Keeping track of files on IPFS is hard. Our projects enables binding of custom metadata to any IPFS dataset (IPFS Hash) for easier tracking & discovery.
Keeping track of files on IPFS is hard. Our project aims to make files and datasets on IPFS more easily discoverable & searchable. Any user who authenticates via web3auth on the React webapp can submit an IPFS hash (which they want to bind certain metadata to) and the said metadata in JSON format. All happening on the frontend, metadata is uploaded as a .json file to IPFS (API powered by Tatum) and a new hash is generated for the metadata.json file. After getting both the dataset IPFS hash and metadata IPFS hash, an NFT is minted (powered by Express NFT minting API from Tatum) to an ETH wallet representing the webapp's archive.

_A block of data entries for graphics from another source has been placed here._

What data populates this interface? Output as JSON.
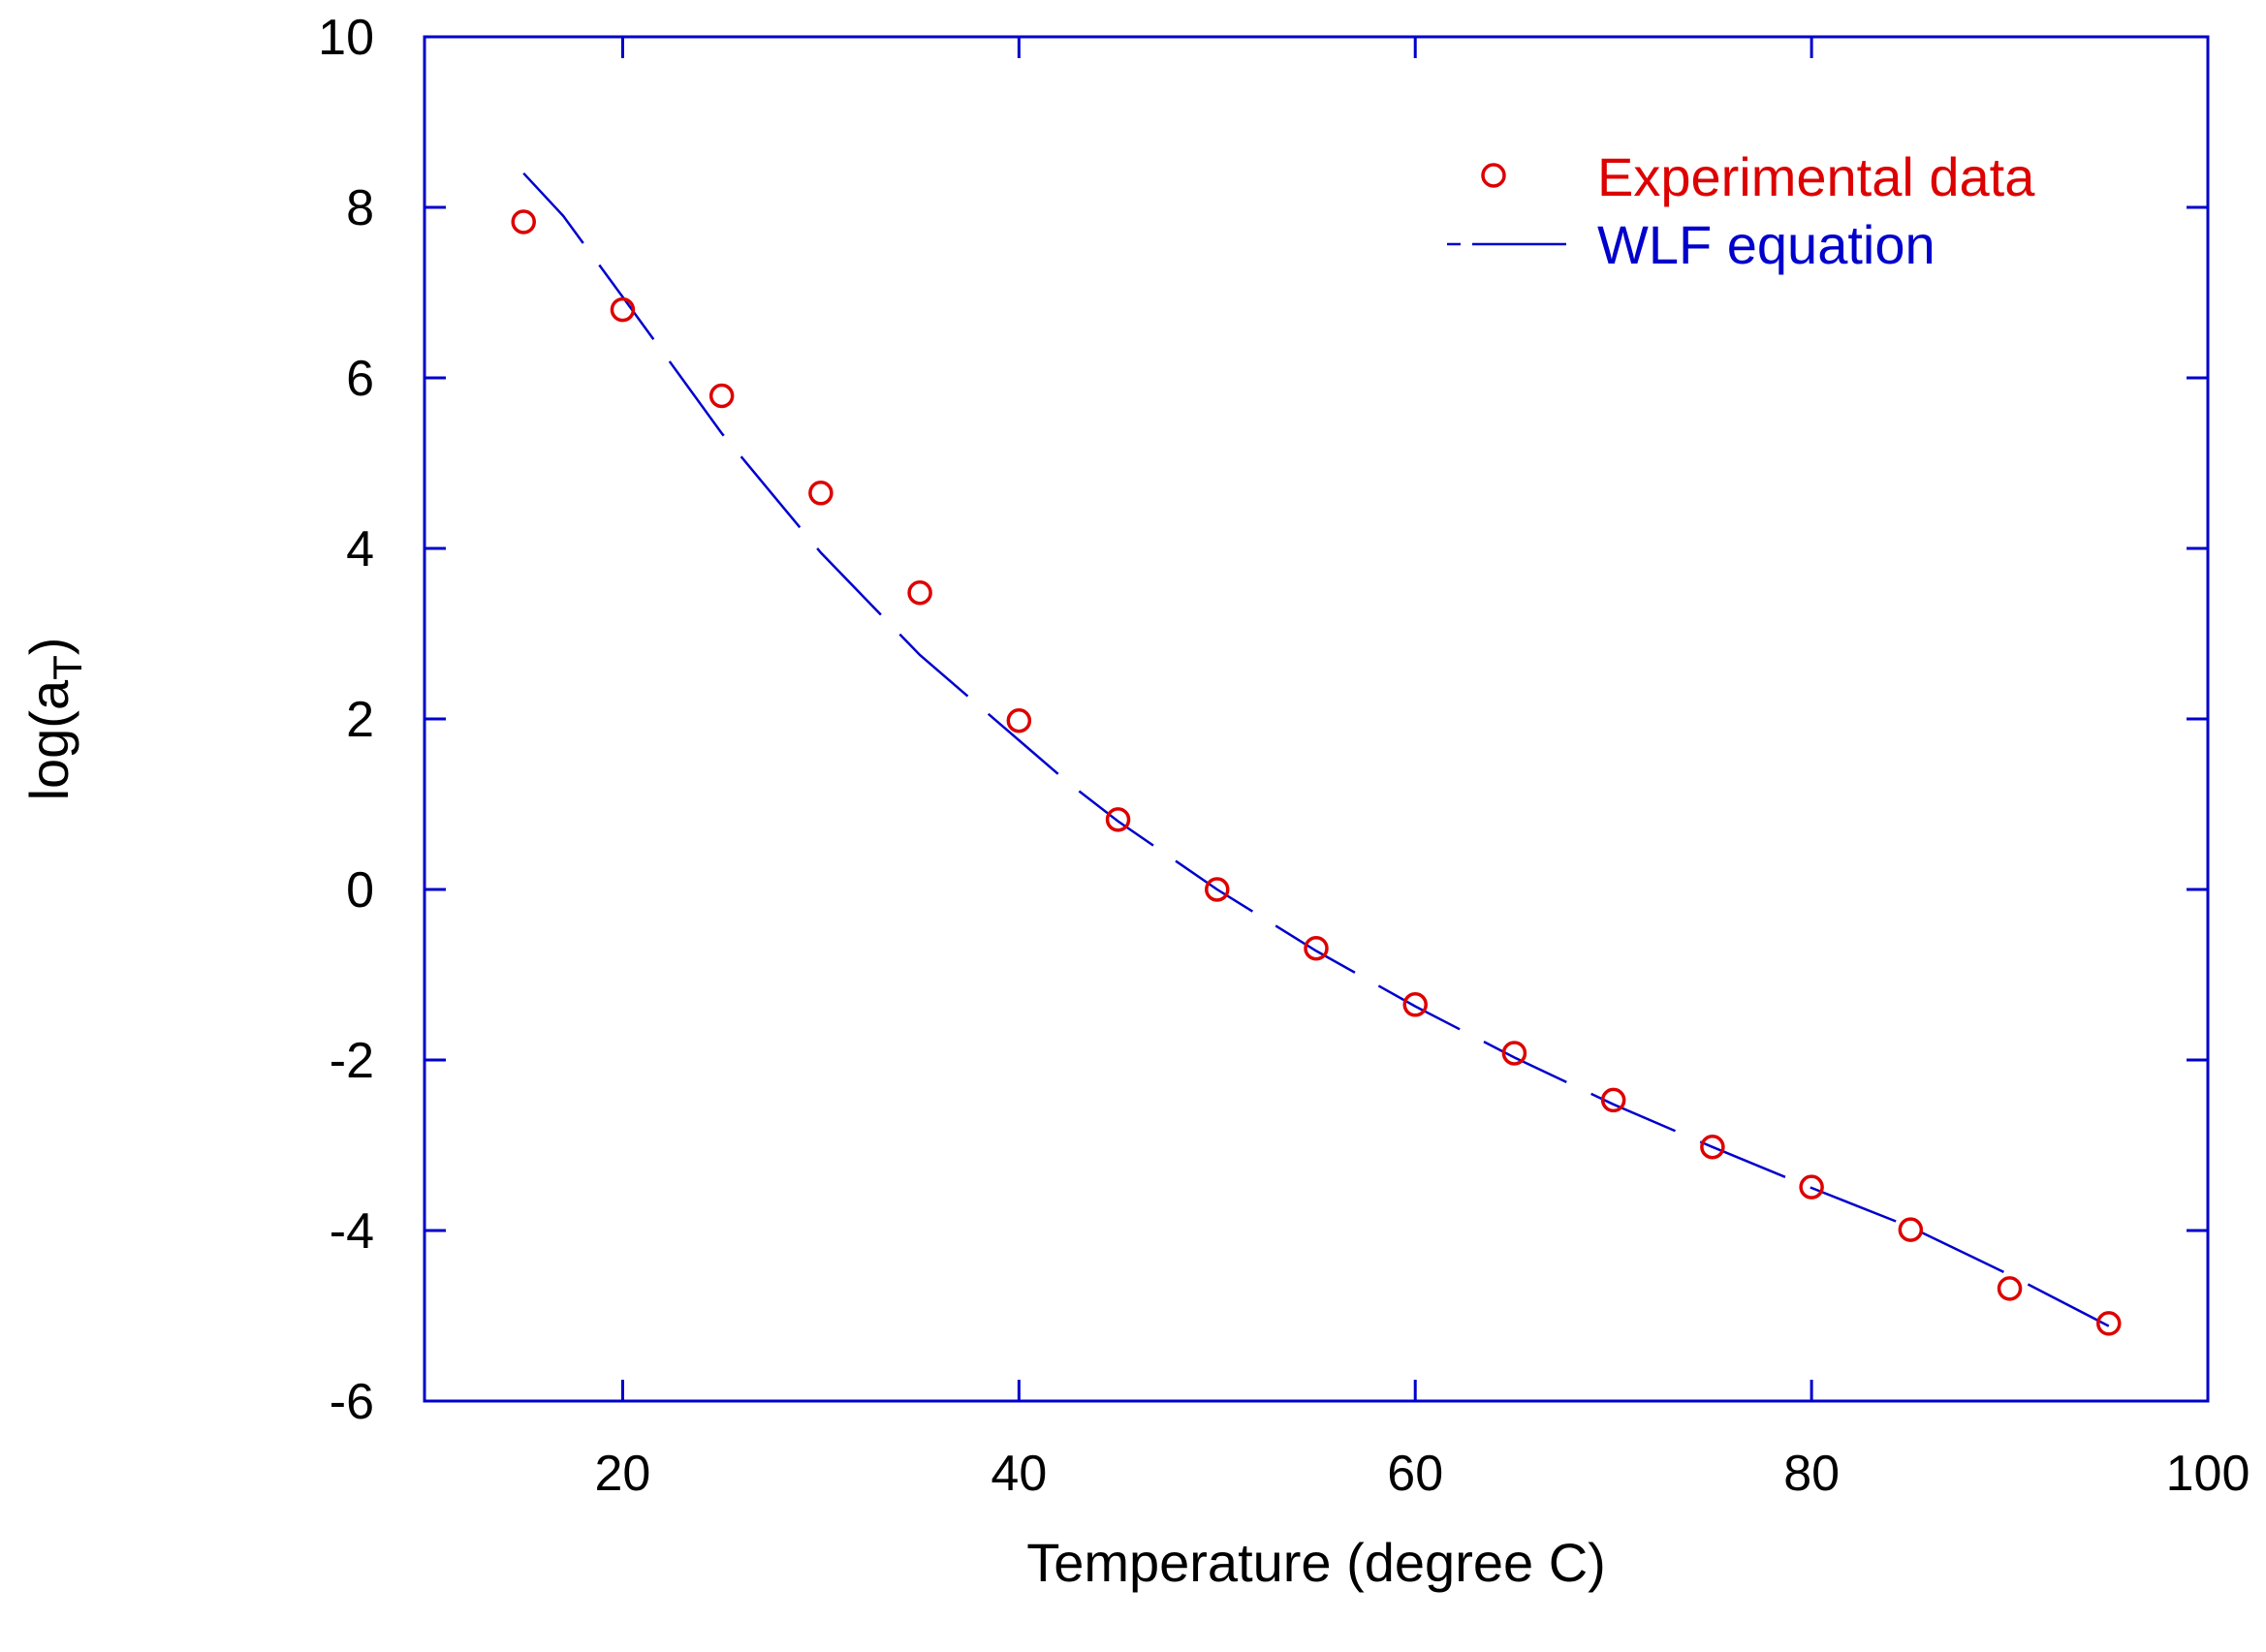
{
  "chart_data": {
    "type": "scatter",
    "title": "",
    "xlabel": "Temperature (degree C)",
    "ylabel": "log(a",
    "ylabel_subscript": "T",
    "ylabel_close": ")",
    "xlim": [
      10,
      100
    ],
    "ylim": [
      -6,
      10
    ],
    "xticks": [
      20,
      40,
      60,
      80,
      100
    ],
    "yticks": [
      -6,
      -4,
      -2,
      0,
      2,
      4,
      6,
      8,
      10
    ],
    "grid": false,
    "legend_position": "top-right",
    "axis_color": "#0000cc",
    "series": [
      {
        "name": "Experimental data",
        "kind": "marker",
        "marker": "open-circle",
        "color": "#dd0000",
        "x": [
          15,
          20,
          25,
          30,
          35,
          40,
          45,
          50,
          55,
          60,
          65,
          70,
          75,
          80,
          85,
          90,
          95
        ],
        "y": [
          7.83,
          6.8,
          5.79,
          4.65,
          3.48,
          1.98,
          0.82,
          0.0,
          -0.69,
          -1.35,
          -1.92,
          -2.47,
          -3.02,
          -3.49,
          -3.99,
          -4.68,
          -5.09
        ]
      },
      {
        "name": "WLF equation",
        "kind": "line",
        "dash": "long-dash",
        "color": "#0000cc",
        "x": [
          15,
          17,
          20,
          22.5,
          25,
          27.5,
          30,
          32.5,
          35,
          37.5,
          40,
          42.5,
          45,
          47.5,
          50,
          55,
          60,
          65,
          70,
          75,
          80,
          85,
          90,
          95
        ],
        "y": [
          8.4,
          7.9,
          6.95,
          6.15,
          5.35,
          4.65,
          3.95,
          3.35,
          2.75,
          2.25,
          1.75,
          1.25,
          0.8,
          0.4,
          0.0,
          -0.72,
          -1.37,
          -1.97,
          -2.52,
          -3.02,
          -3.5,
          -3.96,
          -4.52,
          -5.12
        ]
      }
    ]
  }
}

Metadata is then uploaded to Algolia (AI powered React Search component), which creates search indexes based on all submitted metadata. Said search component is then available in the webapp to query keywords and discover relevant datasets/files hosted on IPFS. We really wanted to add social features such as saving datasets for later and up/down vote features, but sadly ran out of time - would need a modified ERC721. Custom blockchain crawlers could also be implemented together with AI to make up metadata by analyzing the files on IPFS itself - somewhat like a Google for IPFS files.
The project was developed as a React webapp. It implements Geist-UI and Algolia React components. Algolia uses smart search components which connect to their backend services where metadata is processed and indexed (saves us a ton of time!). We use web3auth to authenticate users who want to submit their metadata - however, currently minting is done via Express NFT API due to time constraints (again, saved us a TON of time, got in working in like 5min). However, for a more feature rich platform an extension of the basic ERC721 contract would be needed - such as saving/upvote/downvote. We make use of the IPFS upload API. Surprisingly, the hardest part of this project was uploading a JSON (in Javascript) to IPFS - a file upload is needed. We kinda 'hacked' our way through this using a backend Flask server to save the json to filesystem and upload via Tatum.